Is an astronomically terrible idea. It:

  • would use as much electricity as an entire country
  • payments/transfers would be both much slower AND much more expensive than via a bank
  • would have no protection against fraud. You got scammed? Your money's gone. You paid for something online and it never arrived? Too bad
  • would have no way to stop money laundering
  • would have no way to help people who forgot their password, they'd just lose their life savings permanently
  • would tie up a bunch of capital, preventing reinvestment and growth. There would be no way to get a bank loan to buy a house for example
  • the list goes on
[–] RedDoozer -3 points 1 month ago (3 children)

All your points are about an obsolete idea of Bitcoin, a PoW public blockchain. A PoS private blockchain with private keys not handled by the users would invalidate your entire list.

[–] [email protected] 5 points 1 month ago (1 children)

You mean PoS, which feature is literally that the more you have, the more you can stake, and the more you can earn in return? So basically the system that has built-in wealth concentration?

[–] RedDoozer 1 points 1 month ago (1 children)

Yes, but if we are talking about a private permissioned blockchain, there's no need to obtain returns from staking. It can be even a Proof of Authority tokenless network for what banking care.

Banks are already paying for servers to process and store information.

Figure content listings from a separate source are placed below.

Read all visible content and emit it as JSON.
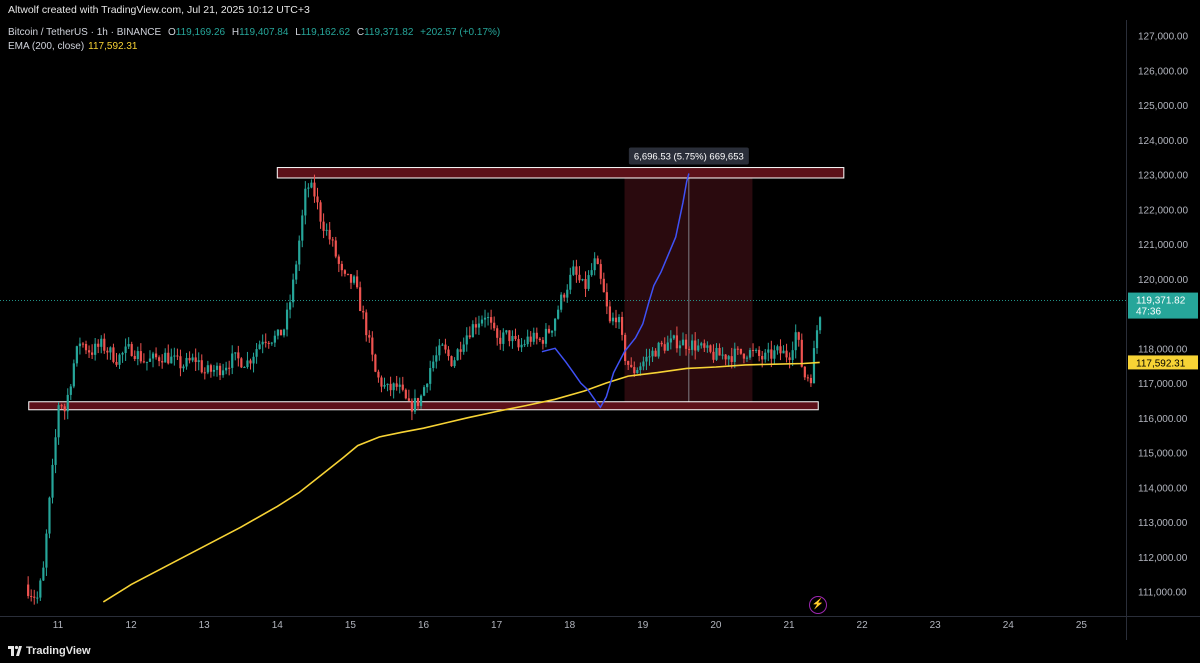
{
  "header": {
    "attribution": "Altwolf created with TradingView.com, Jul 21, 2025 10:12 UTC+3"
  },
  "legend": {
    "symbol": "Bitcoin / TetherUS · 1h · BINANCE",
    "open_label": "O",
    "open": "119,169.26",
    "high_label": "H",
    "high": "119,407.84",
    "low_label": "L",
    "low": "119,162.62",
    "close_label": "C",
    "close": "119,371.82",
    "change": "+202.57 (+0.17%)",
    "ema_label": "EMA (200, close)",
    "ema_value": "117,592.31"
  },
  "footer": {
    "brand": "TradingView"
  },
  "colors": {
    "up": "#26a69a",
    "down": "#ef5350",
    "ema": "#f7d335",
    "projection": "#3f51f5",
    "zone_fill": "#5c1119",
    "zone_border": "#ffffff",
    "measure_fill": "#2a0a0e",
    "price_tag": "#26a69a",
    "ema_tag": "#f7d335"
  },
  "chart_data": {
    "type": "candlestick",
    "y_axis_ticks": [
      "127,000.00",
      "126,000.00",
      "125,000.00",
      "124,000.00",
      "123,000.00",
      "122,000.00",
      "121,000.00",
      "120,000.00",
      "119,000.00",
      "118,000.00",
      "117,000.00",
      "116,000.00",
      "115,000.00",
      "114,000.00",
      "113,000.00",
      "112,000.00",
      "111,000.00"
    ],
    "ylim": [
      110600,
      127400
    ],
    "x_axis_ticks": [
      "11",
      "12",
      "13",
      "14",
      "15",
      "16",
      "17",
      "18",
      "19",
      "20",
      "21",
      "22",
      "23",
      "24",
      "25"
    ],
    "x_domain_days": [
      10.6,
      25.6
    ],
    "last_price_tag": {
      "price": "119,371.82",
      "countdown": "47:36",
      "value": 119371.82
    },
    "ema_tag": {
      "price": "117,592.31",
      "value": 117592.31
    },
    "ema_series": [
      [
        11.62,
        110700
      ],
      [
        12.0,
        111200
      ],
      [
        12.5,
        111750
      ],
      [
        13.0,
        112300
      ],
      [
        13.5,
        112850
      ],
      [
        14.0,
        113450
      ],
      [
        14.3,
        113850
      ],
      [
        14.6,
        114350
      ],
      [
        14.9,
        114850
      ],
      [
        15.1,
        115200
      ],
      [
        15.4,
        115450
      ],
      [
        15.7,
        115580
      ],
      [
        16.0,
        115700
      ],
      [
        16.3,
        115850
      ],
      [
        16.6,
        116000
      ],
      [
        17.0,
        116180
      ],
      [
        17.4,
        116350
      ],
      [
        17.8,
        116530
      ],
      [
        18.2,
        116770
      ],
      [
        18.5,
        117000
      ],
      [
        18.8,
        117200
      ],
      [
        19.2,
        117300
      ],
      [
        19.6,
        117420
      ],
      [
        20.0,
        117460
      ],
      [
        20.4,
        117520
      ],
      [
        20.8,
        117540
      ],
      [
        21.2,
        117560
      ],
      [
        21.42,
        117592
      ]
    ],
    "candles_anchor_path": [
      [
        10.55,
        111200
      ],
      [
        10.62,
        111000
      ],
      [
        10.72,
        110800
      ],
      [
        10.8,
        111600
      ],
      [
        10.88,
        113500
      ],
      [
        10.95,
        115000
      ],
      [
        11.02,
        116700
      ],
      [
        11.08,
        116100
      ],
      [
        11.15,
        116800
      ],
      [
        11.22,
        117600
      ],
      [
        11.3,
        118200
      ],
      [
        11.45,
        117900
      ],
      [
        11.6,
        118100
      ],
      [
        11.8,
        117700
      ],
      [
        12.0,
        118000
      ],
      [
        12.2,
        117600
      ],
      [
        12.45,
        117800
      ],
      [
        12.7,
        117500
      ],
      [
        12.9,
        117700
      ],
      [
        13.0,
        117300
      ],
      [
        13.2,
        117400
      ],
      [
        13.4,
        117700
      ],
      [
        13.6,
        117600
      ],
      [
        13.8,
        118300
      ],
      [
        14.0,
        118300
      ],
      [
        14.1,
        118600
      ],
      [
        14.2,
        119600
      ],
      [
        14.32,
        121400
      ],
      [
        14.4,
        122700
      ],
      [
        14.5,
        122500
      ],
      [
        14.6,
        121700
      ],
      [
        14.75,
        121000
      ],
      [
        14.9,
        120000
      ],
      [
        15.05,
        119900
      ],
      [
        15.2,
        118700
      ],
      [
        15.35,
        117200
      ],
      [
        15.5,
        116800
      ],
      [
        15.65,
        116900
      ],
      [
        15.8,
        116300
      ],
      [
        15.95,
        116500
      ],
      [
        16.1,
        117500
      ],
      [
        16.25,
        118000
      ],
      [
        16.4,
        117600
      ],
      [
        16.55,
        118300
      ],
      [
        16.7,
        118700
      ],
      [
        16.85,
        119000
      ],
      [
        17.0,
        118200
      ],
      [
        17.15,
        118400
      ],
      [
        17.3,
        118000
      ],
      [
        17.45,
        118300
      ],
      [
        17.6,
        118200
      ],
      [
        17.75,
        118600
      ],
      [
        17.9,
        119500
      ],
      [
        18.05,
        120200
      ],
      [
        18.2,
        119700
      ],
      [
        18.35,
        120500
      ],
      [
        18.45,
        119700
      ],
      [
        18.55,
        118700
      ],
      [
        18.65,
        119000
      ],
      [
        18.75,
        117800
      ],
      [
        18.85,
        117300
      ],
      [
        19.0,
        117600
      ],
      [
        19.2,
        118000
      ],
      [
        19.45,
        118200
      ],
      [
        19.7,
        118100
      ],
      [
        19.95,
        117800
      ],
      [
        20.2,
        117800
      ],
      [
        20.45,
        117900
      ],
      [
        20.65,
        117700
      ],
      [
        20.85,
        117900
      ],
      [
        21.0,
        117800
      ],
      [
        21.1,
        118500
      ],
      [
        21.2,
        117200
      ],
      [
        21.3,
        117200
      ],
      [
        21.38,
        118500
      ],
      [
        21.42,
        119000
      ],
      [
        21.46,
        119370
      ]
    ],
    "zones": [
      {
        "name": "resistance",
        "x_from": 14.0,
        "x_to": 21.75,
        "y_from": 122900,
        "y_to": 123200
      },
      {
        "name": "support",
        "x_from": 10.6,
        "x_to": 21.4,
        "y_from": 116230,
        "y_to": 116460
      }
    ],
    "measure": {
      "label": "6,696.53 (5.75%) 669,653",
      "x_from": 18.75,
      "x_to": 20.5,
      "y_from": 116330,
      "y_to": 123030,
      "x_mid": 19.63
    },
    "projection_path": [
      [
        17.62,
        117900
      ],
      [
        17.8,
        118000
      ],
      [
        17.95,
        117600
      ],
      [
        18.05,
        117300
      ],
      [
        18.15,
        117000
      ],
      [
        18.25,
        116800
      ],
      [
        18.35,
        116500
      ],
      [
        18.42,
        116300
      ],
      [
        18.5,
        116600
      ],
      [
        18.6,
        117300
      ],
      [
        18.75,
        117900
      ],
      [
        18.9,
        118300
      ],
      [
        19.0,
        118700
      ],
      [
        19.08,
        119300
      ],
      [
        19.15,
        119800
      ],
      [
        19.25,
        120200
      ],
      [
        19.35,
        120700
      ],
      [
        19.45,
        121200
      ],
      [
        19.55,
        122200
      ],
      [
        19.6,
        122800
      ],
      [
        19.63,
        123030
      ]
    ]
  }
}
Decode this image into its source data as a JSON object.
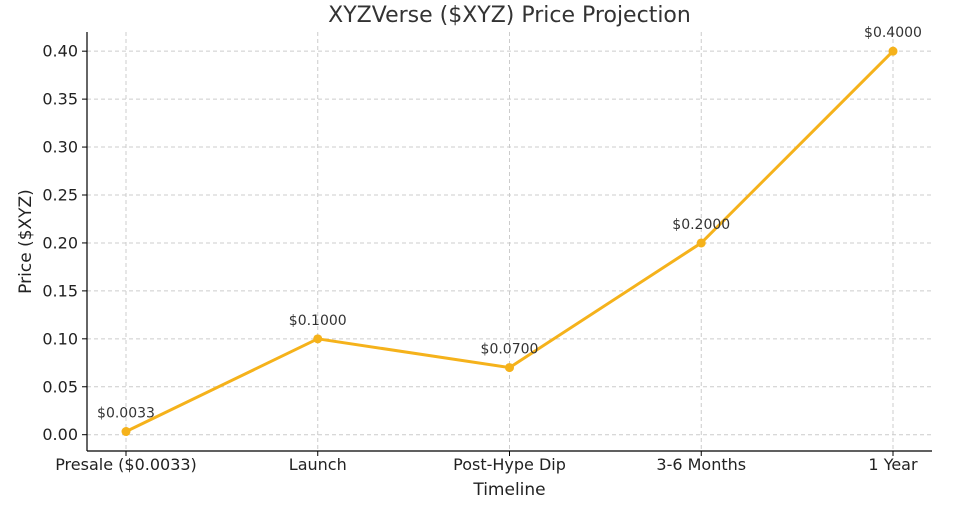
{
  "chart_data": {
    "type": "line",
    "title": "XYZVerse ($XYZ) Price Projection",
    "xlabel": "Timeline",
    "ylabel": "Price ($XYZ)",
    "categories": [
      "Presale ($0.0033)",
      "Launch",
      "Post-Hype Dip",
      "3-6 Months",
      "1 Year"
    ],
    "series": [
      {
        "values": [
          0.0033,
          0.1,
          0.07,
          0.2,
          0.4
        ],
        "labels": [
          "$0.0033",
          "$0.1000",
          "$0.0700",
          "$0.2000",
          "$0.4000"
        ],
        "color": "#f5b21b"
      }
    ],
    "yticks": [
      "0.00",
      "0.05",
      "0.10",
      "0.15",
      "0.20",
      "0.25",
      "0.30",
      "0.35",
      "0.40"
    ],
    "ytick_values": [
      0,
      0.05,
      0.1,
      0.15,
      0.2,
      0.25,
      0.3,
      0.35,
      0.4
    ],
    "ylim": [
      -0.017,
      0.42
    ],
    "grid": true
  }
}
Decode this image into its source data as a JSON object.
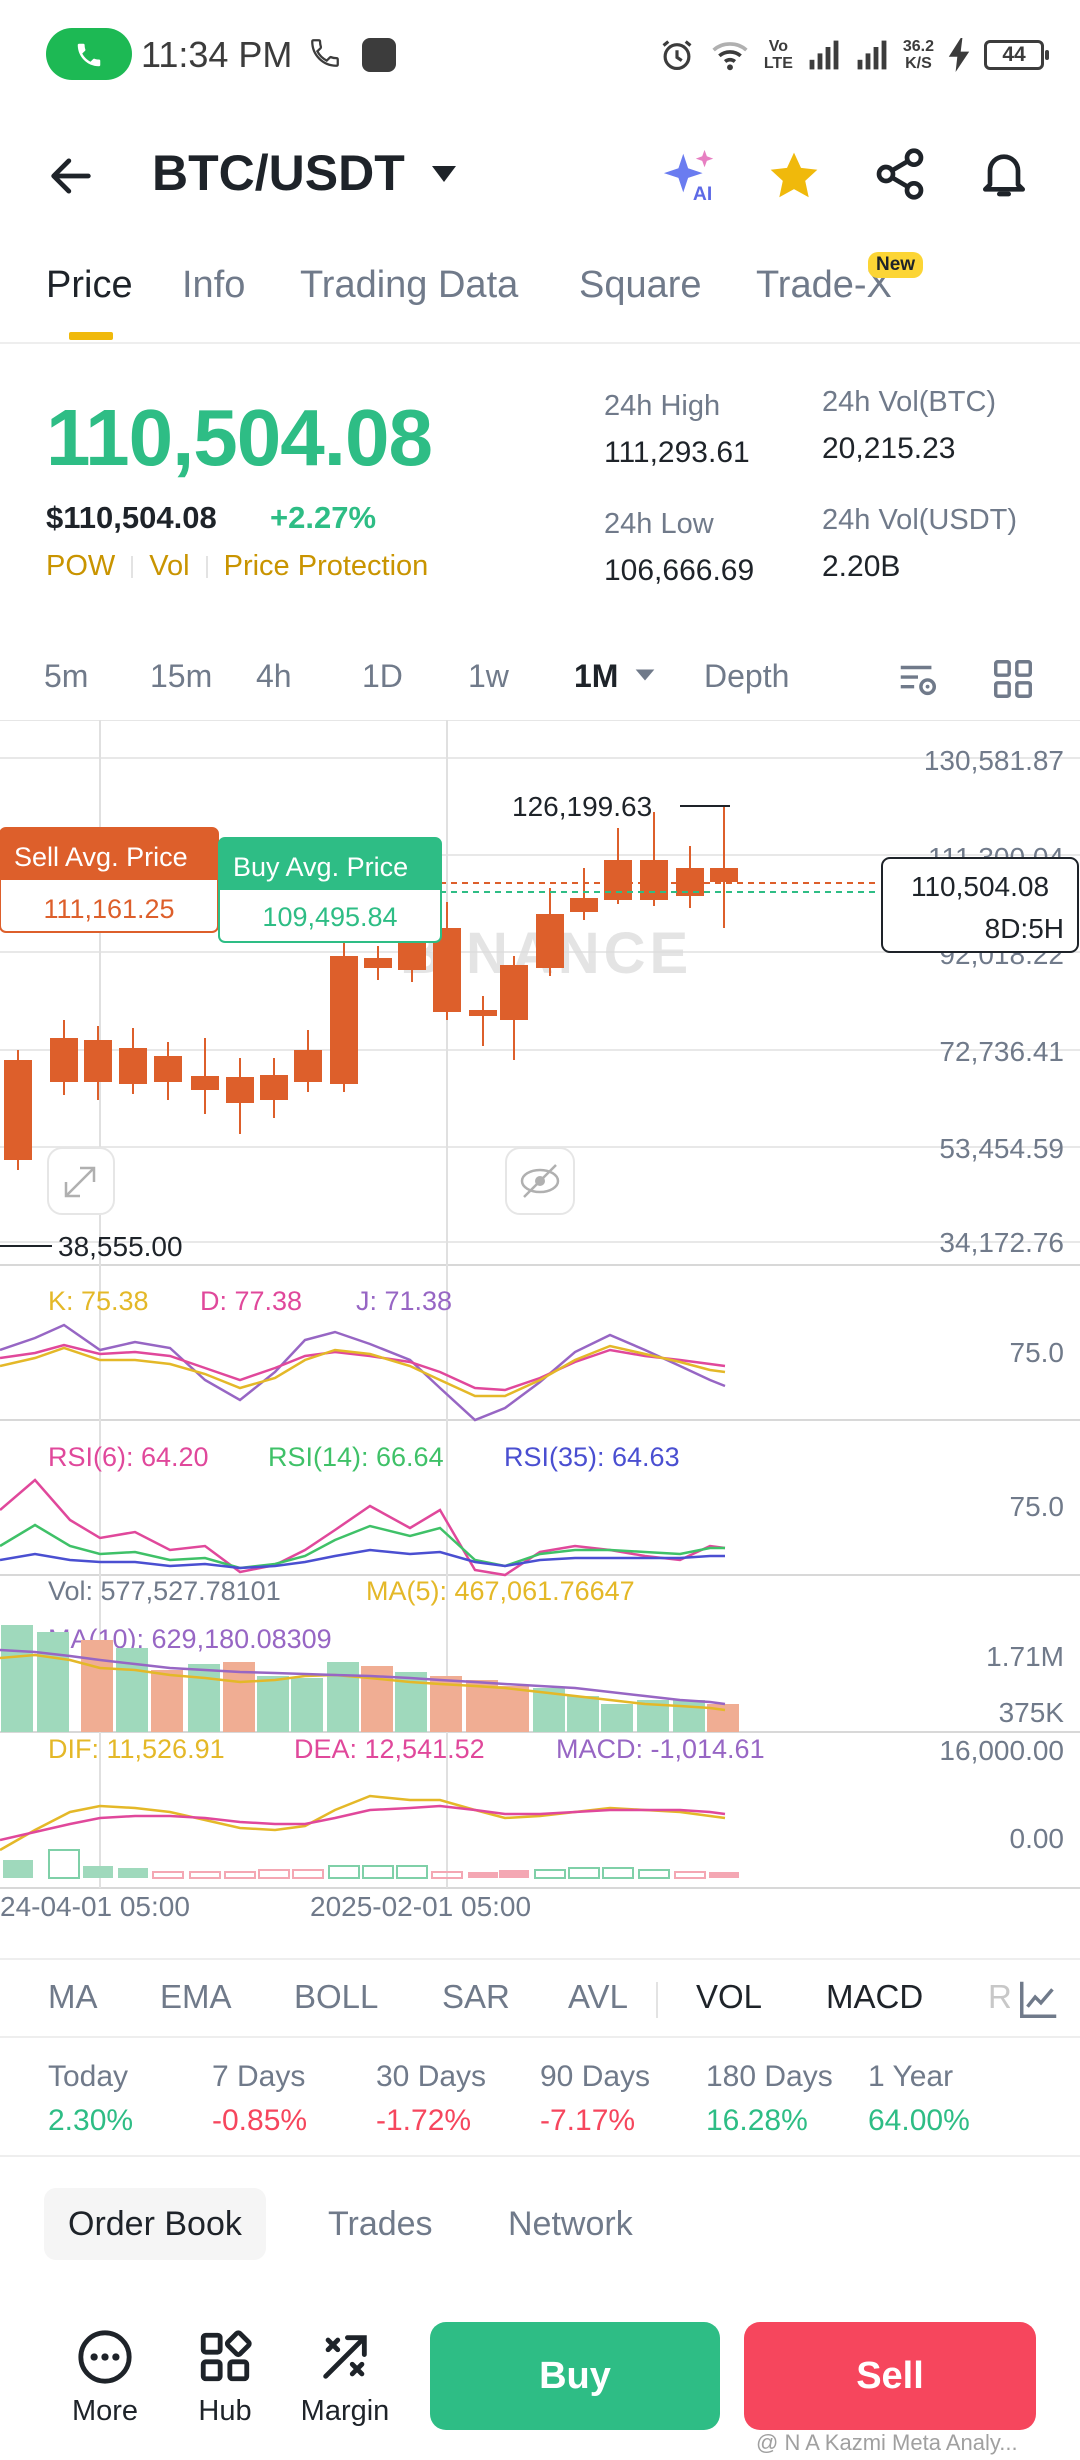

A few validators or collators (quite cheap for a private network) provided by several banks would cost a fraction of what they pay now and they'll keep owning the data, they could reverse transactions, be covered by several layers of public encryption, guard the user's wallet/login, etc.

Don't mix blockchain with the speculative world built on top of it. That's only an unfortunate use of the technology.

[–] [email protected] 1 points 1 month ago

Banks are already paying for servers to process and store information.

Yes

A few validators or collators (quite cheap for a private network) provided by several banks would cost a fraction of what they pay now

How? They'd be doing extra compute work for no reason (validating already valid transactions), and storing extra data (lots of hashes) for no reason, so it can only make infra costs more expensive. Plus the added complexity meaning you have to hire an extra team just to understand it.

Don't mix blockchain with the speculative world built on top of it. That's only an unfortunate use of the technology.

That speculative world as shitty as it is, is the only proven use case of the technology, if you take that away then blockchains are even less useful

[–] [email protected] 3 points 1 month ago (1 children)

PoS centralizes the authority to whoever is richest. That’s literally worse than how paper currency with semi corrupt government works.

[–] RedDoozer 1 points 1 month ago

The PoS option was to highlight that power consumption doesn't have to be an issue. Of course, PoS has its own issues.

The network can use any other type of proof, like Proof of Authority where only a buch of validators owned by the banking system can process the transactions. The network can be even tokenless, no profit or incentives from it, just the secure architecture.

[–] [email protected] 1 points 1 month ago (1 children)

All my points? That's a bit rich

You make a good point that PoS would solve one of the issues I raised which is electricity usage.

In theory it could also increase throughput and reduce costs, but: a) in practice that hasn't happened yet despite years of development, b) it's never going to be as efficient as a centralised system because of the extra overheads necessary to decentralise it, so that point still stands

All my other points still stand as well, plus the additional problems PoS creates to do with centralisation of power

[–] RedDoozer 1 points 1 month ago

The keyword is "private." The redundant system all the banks maintain can be reduced to a private, permissioned blockchain, creating a network for the banking system to handle their own transactions in addition to a seamless inter-bank communication.

I doubt a network for just one bank can be that useful compared to the current situation.

Also, I'd say that every bank has (had?) a team researching the blockchain.